0
votes

I'm in GLSL texture hell: I load 4 different textures of the same size in uniform sampler2D variables in my fragment shader and try to access them with different texture coordinates:

uniform sampler2D image0, image1, image2, image3;
varying highp vec2 texCoord;

void main()
{   
highp vec2 tc = vec2(texCoord.x, mod(1.0-texCoord.y, 0.2) + 0.2);

lowp vec4 color0 = texture2D(image0, tc);
lowp vec4 color1 = texture2D(image1, tc);
lowp vec4 color2 = texture2D(image2, tc);
lowp vec4 color3 = texture2D(image3, tc);

if (texCoord.y < 0.2) { gl_FragColor = color0; }
else if (texCoord.y < 0.4) { gl_FragColor = color1; }
else if (texCoord.y < 0.6) { gl_FragColor = color2; }
else if (texCoord.y < 0.8) { gl_FragColor = color3; }
else { gl_FragColor = vec4(0.0); }
}

The texCoord comes from the vertex shader of course:

uniform lowp float ratio;
attribute highp vec4 vertex;
varying highp vec2 texCoord;

void main()
{
gl_Position = vertex;
texCoord.x = ((vertex.x * 0.5) + 0.5) * ratio;
texCoord.y = (vertex.y * 0.5) + 0.5;
}

I get 5 separate slices, from image0, image2 (!! not image1), image3, image3 (again!), and black (this would hold a merge of the various texture, not important in this context, my problem being getting the right textures first). I checked the image loading code multiple times, I do load 4 different images:

- (void)linkTexture:(GLenum)tex image:(Image *)image varName:(const char *)varName
{
GLint texLocation;

texLocation = glGetUniformLocation(program, varName);
glUniform1i(texLocation, tex-GL_TEXTURE0);
glActiveTexture(tex);
glBindTexture(GL_TEXTURE_2D, image->texID);
}

and further down:

    loadTexture("new_york_0.jpg", &image0, &renderer);
    [self linkTexture:GL_TEXTURE0 image:&image0 varName:"image0"];

    loadTexture("new_york_1.jpg", &image1, &renderer);
    [self linkTexture:GL_TEXTURE1 image:&image1 varName:"image1"];

    loadTexture("new_york_2.jpg", &image2, &renderer);
    [self linkTexture:GL_TEXTURE2 image:&image2 varName:"image2"];

    loadTexture("new_york_3.jpg", &image3, &renderer);
    [self linkTexture:GL_TEXTURE3 image:&image3 varName:"image3"];

There must be something very wrong in the way I expect the GPU to lookup textures but I have no clue what it is.

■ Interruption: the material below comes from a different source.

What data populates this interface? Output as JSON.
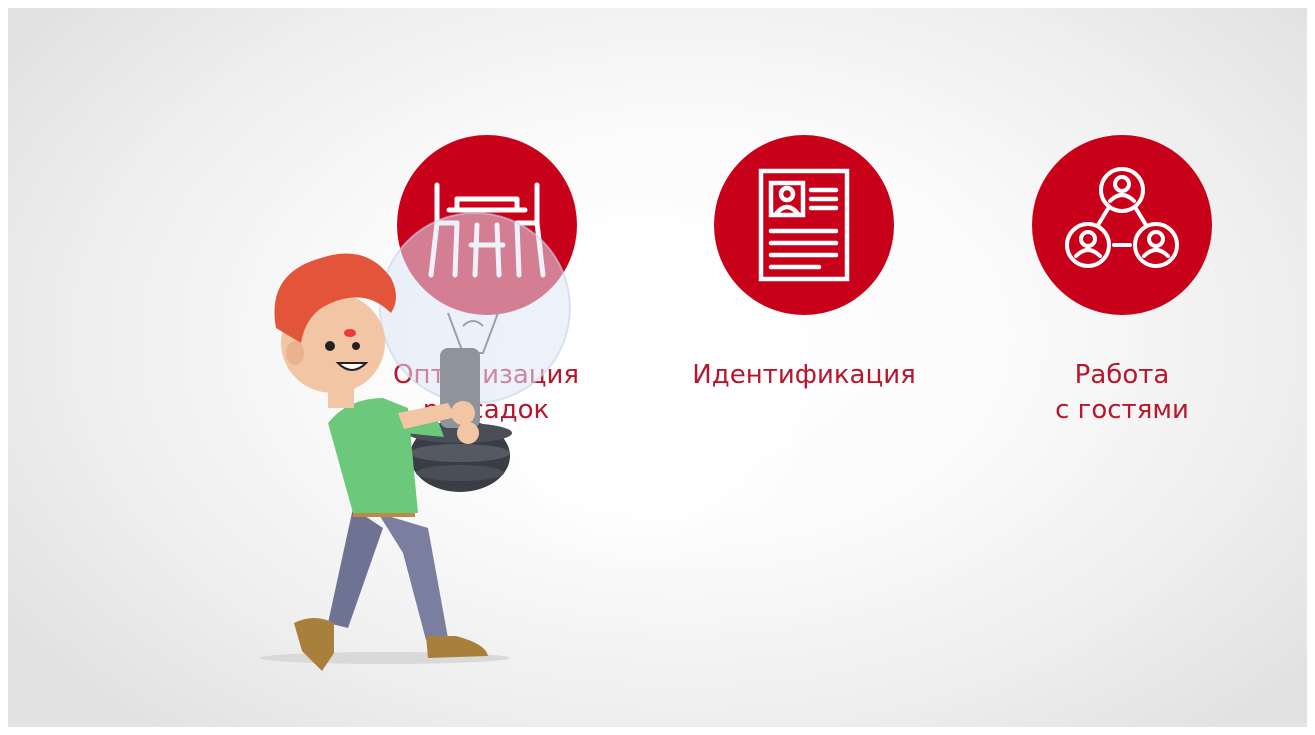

Can someone shine a light?

2

2 Answers

4
votes

Well in the first case of course you get 5 slices from the same texture.

Think about what you are doing.

Take a y coordinate of 0.6.

(1 - 0.6)       = 0.4
mod( 0.4, 0.2 ) = 0.0
0.0 + 0.2       = 0.2

Basically you force the y coordinate to be in the range 0.2 to 0.4 which will always be image1. I'm not sure why you are seeing image2 though ...

As for the 2nd case ... this heavily implies that the texture coord you are receiving is wrong. So .. do you want to show us the vertex shader as well as this fragment shader?

I have to admit, though, I can't understand why you don't just put the 5 slices into a single texture and just render it ...

You may want to check out this:

http://www.vis.uni-stuttgart.de/glsldevil/index.html#downloads

0
votes

glUniform1i modifies the uniform values for the current program. Make sure you are calling glUseProgram(myProgram) before your calls to linkTexture.